After they crossed the river Antun, they entered a heavily forested region where rocky crags jutted up above the treetops here and there. The weather continued blustery and threatening, though it did not rain.

Kring’s Peloi were very uncomfortable in the forest, and they rode huddled close to the Church Knights, their eyes a bit wild.

‘We might want to remember that,’ Ulath noted late that afternoon, jerking his chin in the direction of a pair of savage-looking, shaved-headed warriors following so closely behind Berit that their mounts were almost treading on his horse’s hind hooves.

‘What was that?’ Kalten asked him.

‘Don’t take the Peloi into the woods.’ Ulath paused and leaned back in his saddle. ‘I knew a girl in Heid one summer who felt more or less the same way,’ he reminisced. ‘She was absolutely terrified of the woods.
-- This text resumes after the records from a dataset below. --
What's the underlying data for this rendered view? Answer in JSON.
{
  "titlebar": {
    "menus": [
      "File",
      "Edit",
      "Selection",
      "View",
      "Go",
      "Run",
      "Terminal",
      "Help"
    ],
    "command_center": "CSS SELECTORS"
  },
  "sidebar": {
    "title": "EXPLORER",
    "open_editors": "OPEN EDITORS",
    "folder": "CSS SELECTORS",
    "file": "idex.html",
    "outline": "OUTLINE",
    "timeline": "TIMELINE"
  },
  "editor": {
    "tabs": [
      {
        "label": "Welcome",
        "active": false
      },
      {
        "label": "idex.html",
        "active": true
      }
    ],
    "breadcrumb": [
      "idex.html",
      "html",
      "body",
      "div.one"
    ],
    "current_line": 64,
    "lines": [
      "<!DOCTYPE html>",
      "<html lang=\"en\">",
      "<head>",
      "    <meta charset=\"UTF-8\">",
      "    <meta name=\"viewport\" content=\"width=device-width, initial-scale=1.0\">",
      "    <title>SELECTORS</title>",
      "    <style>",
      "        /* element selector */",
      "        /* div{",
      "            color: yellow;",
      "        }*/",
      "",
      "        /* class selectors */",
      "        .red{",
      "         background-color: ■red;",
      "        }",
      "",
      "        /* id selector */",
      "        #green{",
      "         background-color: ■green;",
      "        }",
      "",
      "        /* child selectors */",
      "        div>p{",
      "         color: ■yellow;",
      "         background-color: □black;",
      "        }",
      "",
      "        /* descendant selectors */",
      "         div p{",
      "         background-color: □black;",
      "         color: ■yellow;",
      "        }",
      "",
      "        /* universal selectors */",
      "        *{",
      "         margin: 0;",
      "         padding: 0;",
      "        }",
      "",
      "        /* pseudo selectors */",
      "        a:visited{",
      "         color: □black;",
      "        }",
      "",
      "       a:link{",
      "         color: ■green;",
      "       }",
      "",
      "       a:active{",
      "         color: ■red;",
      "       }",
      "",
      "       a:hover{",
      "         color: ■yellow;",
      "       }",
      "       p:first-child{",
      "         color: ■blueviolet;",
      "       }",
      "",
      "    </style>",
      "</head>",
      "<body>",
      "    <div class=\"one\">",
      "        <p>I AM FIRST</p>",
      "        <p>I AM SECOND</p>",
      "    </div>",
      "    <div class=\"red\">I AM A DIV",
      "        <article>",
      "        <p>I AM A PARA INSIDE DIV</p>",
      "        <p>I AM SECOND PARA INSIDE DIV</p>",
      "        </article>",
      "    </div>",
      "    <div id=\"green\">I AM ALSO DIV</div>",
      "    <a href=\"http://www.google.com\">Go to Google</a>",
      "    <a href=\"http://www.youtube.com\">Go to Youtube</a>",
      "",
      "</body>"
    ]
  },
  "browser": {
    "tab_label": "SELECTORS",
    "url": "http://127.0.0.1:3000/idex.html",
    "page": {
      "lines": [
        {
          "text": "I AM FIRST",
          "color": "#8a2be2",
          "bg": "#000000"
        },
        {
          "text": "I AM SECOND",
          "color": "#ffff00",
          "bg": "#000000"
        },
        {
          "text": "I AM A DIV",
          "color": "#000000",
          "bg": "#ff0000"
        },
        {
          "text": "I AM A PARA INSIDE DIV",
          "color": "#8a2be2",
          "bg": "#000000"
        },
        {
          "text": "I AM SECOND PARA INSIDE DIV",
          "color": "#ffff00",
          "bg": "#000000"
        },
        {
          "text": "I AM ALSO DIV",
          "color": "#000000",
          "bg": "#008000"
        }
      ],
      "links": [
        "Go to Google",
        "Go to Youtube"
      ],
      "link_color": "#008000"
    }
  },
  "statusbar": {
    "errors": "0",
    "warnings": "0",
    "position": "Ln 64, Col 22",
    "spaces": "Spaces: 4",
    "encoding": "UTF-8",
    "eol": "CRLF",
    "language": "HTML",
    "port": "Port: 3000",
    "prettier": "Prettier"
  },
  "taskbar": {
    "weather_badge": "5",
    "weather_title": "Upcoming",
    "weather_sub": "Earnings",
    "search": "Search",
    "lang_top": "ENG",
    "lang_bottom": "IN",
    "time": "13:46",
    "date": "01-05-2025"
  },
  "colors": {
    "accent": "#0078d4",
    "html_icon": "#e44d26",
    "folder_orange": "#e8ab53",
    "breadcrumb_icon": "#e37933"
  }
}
The young men of the town sort of gave up on her – even though she was a great beauty. Heid’s a crowded little town, and there are always aunts and grandmothers and younger brothers underfoot in the houses. The young men have found that the woods offer the kind of privacy young people need from time to time, but this girl wouldn’t go near the woods. Then I made an amazing discovery. The girl was afraid of the woods, but she was absolutely fearless where hay-barns were concerned. I tested the theory personally any number of times, and she never once showed the slightest bit of timidity about barns – or goatsheds either, for that matter.’

‘I really don’t get the connection,’ Kalten said. ‘We were talking about the fact that the Peloi are afraid of the woods. If somebody attacks us here in this forest, we’re not going to have time to stop and build a barn for them, are we?’

‘No, I suppose you’re right there.’

‘All right, what is the connection then?’

‘I don’t think there is one, Kalten.’

‘Why did you tell the story then?’

‘Well, it’s an awfully good story, don’t you think?’ Ulath sounded a bit injured.